Nia Jones captained Wales in netball at under 17 and 21 level, and went on to represent her country at senior level in the 2013 Europe Open Championship – and both the 2014 and 2018 Commonwealth Games.
In the meantime, her football career was also flourishing. A Welsh Under 21 international, stints at Cardiff City and Reading followed and she would go on to win senior international caps before signing for Yeovil Town in 2017.
It was then however, she opted to put the 11-a-side game on hold to concentrate further on playing for the Celtic Dragons in the Vitality Netball Super League.
The adaptability didn’t end there, however. Some eye-catching displays at the latest Commonwealth Games on the Gold Coast saw her picked up by Cross Coders, the body responsible for Australian Rules football for women, and she would later return Down under for an intensive rookie camp.
Bruce Tasker
One of our more understated dual sportsmen, and yet one whose name stands alone in the history books.

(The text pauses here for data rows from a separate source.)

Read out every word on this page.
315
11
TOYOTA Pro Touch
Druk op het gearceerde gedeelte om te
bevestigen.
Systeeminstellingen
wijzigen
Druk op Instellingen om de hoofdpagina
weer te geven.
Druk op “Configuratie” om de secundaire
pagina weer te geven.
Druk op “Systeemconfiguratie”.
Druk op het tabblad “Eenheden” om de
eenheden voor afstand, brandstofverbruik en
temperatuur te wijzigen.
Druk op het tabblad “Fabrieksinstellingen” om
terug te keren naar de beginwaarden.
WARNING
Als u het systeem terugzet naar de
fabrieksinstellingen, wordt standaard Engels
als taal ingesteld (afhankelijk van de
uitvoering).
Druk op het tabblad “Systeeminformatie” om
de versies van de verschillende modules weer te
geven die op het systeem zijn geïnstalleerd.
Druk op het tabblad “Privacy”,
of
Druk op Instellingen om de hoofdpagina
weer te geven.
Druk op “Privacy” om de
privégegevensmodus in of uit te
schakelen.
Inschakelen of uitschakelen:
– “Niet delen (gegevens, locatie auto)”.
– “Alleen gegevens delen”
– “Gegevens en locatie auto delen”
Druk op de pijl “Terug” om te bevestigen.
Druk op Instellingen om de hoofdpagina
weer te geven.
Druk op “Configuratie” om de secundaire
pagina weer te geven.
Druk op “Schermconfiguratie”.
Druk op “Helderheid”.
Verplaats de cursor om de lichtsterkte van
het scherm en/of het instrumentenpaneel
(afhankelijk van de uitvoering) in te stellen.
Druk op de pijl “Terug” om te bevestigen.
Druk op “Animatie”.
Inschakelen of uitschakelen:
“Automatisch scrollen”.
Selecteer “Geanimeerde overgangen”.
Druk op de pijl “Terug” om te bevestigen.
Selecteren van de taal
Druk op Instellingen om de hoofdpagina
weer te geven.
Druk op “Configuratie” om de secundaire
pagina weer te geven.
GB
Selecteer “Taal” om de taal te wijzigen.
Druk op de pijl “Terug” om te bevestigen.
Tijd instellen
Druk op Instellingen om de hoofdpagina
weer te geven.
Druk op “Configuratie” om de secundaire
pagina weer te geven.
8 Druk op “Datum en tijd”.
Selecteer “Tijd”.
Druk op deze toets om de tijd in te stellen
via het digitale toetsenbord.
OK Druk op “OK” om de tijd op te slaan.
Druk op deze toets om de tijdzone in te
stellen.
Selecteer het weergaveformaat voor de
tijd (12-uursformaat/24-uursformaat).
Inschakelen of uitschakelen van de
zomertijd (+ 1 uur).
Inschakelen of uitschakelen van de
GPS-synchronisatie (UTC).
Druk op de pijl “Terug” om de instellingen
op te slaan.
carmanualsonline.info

Bruce Tasker was a young athlete with immense potential. Specialising in the 100m, 200m and 400m disciplines, he won national titles at youth level and in 2006, aged 19, he represented Great Britain at an event in Loughborough.
Eventually the 200m became his primary focus, but despite a bronze medal in the British Under 23 Championships, he would walk away from the sport in 2009.
And subsequently walked into something very different. Whilst studying at the University of Bath in 2010, he was coaxed into the sport of bobsleigh.
He would become part of the four-man teams which represented Great Britain at the 2013 World Championships and 2014 Bobsleigh European Championships, winning silver in the latter.
But it would be the 2014 Winter Olympics in Sochi that would define his career – eventually.
Part of the GBR1 crew that finished fifth, the belated disqualification of two Russian crews for doping offences ultimately pushed the British quartet into third.
It would be some five years later when Tasker and co were actually awarded their bronze accolades, and Wales could finally celebrate a first ever Winter Olympic medal winner.
Non Evans
Mixed with the elite in two sports? Three? In this case, try four.
The varied international career of Non Evans takes some beating globally, let alone within Wales.
In rugby, she was the mainstay of her national team from 1996-2010, amassing 87 caps and a record 64 tries in the process.
A combination of pace, raw power, and positional intelligence meant she could switch regularly between the centre, wing, or full back.
And she could make other switches, too. She won silver at both the 1992 and 1996 Commonwealth Judo Championships and competed for Wales at the 2002 Commonwealth Games.
The latter event, in Manchester, also saw her become the first woman to compete in two sports at the same games – finishing ninth in the weightlifting under 63kg class.
She wasn’t done there. In 2010, she would become the first woman to participate in three sports in the Commonwealth Games after being selected in the Welsh wrestling team to go to Delhi.
When she did finish competing, work in broadcasting and personal training followed.
Well, she was hardly going to do nothing, was she?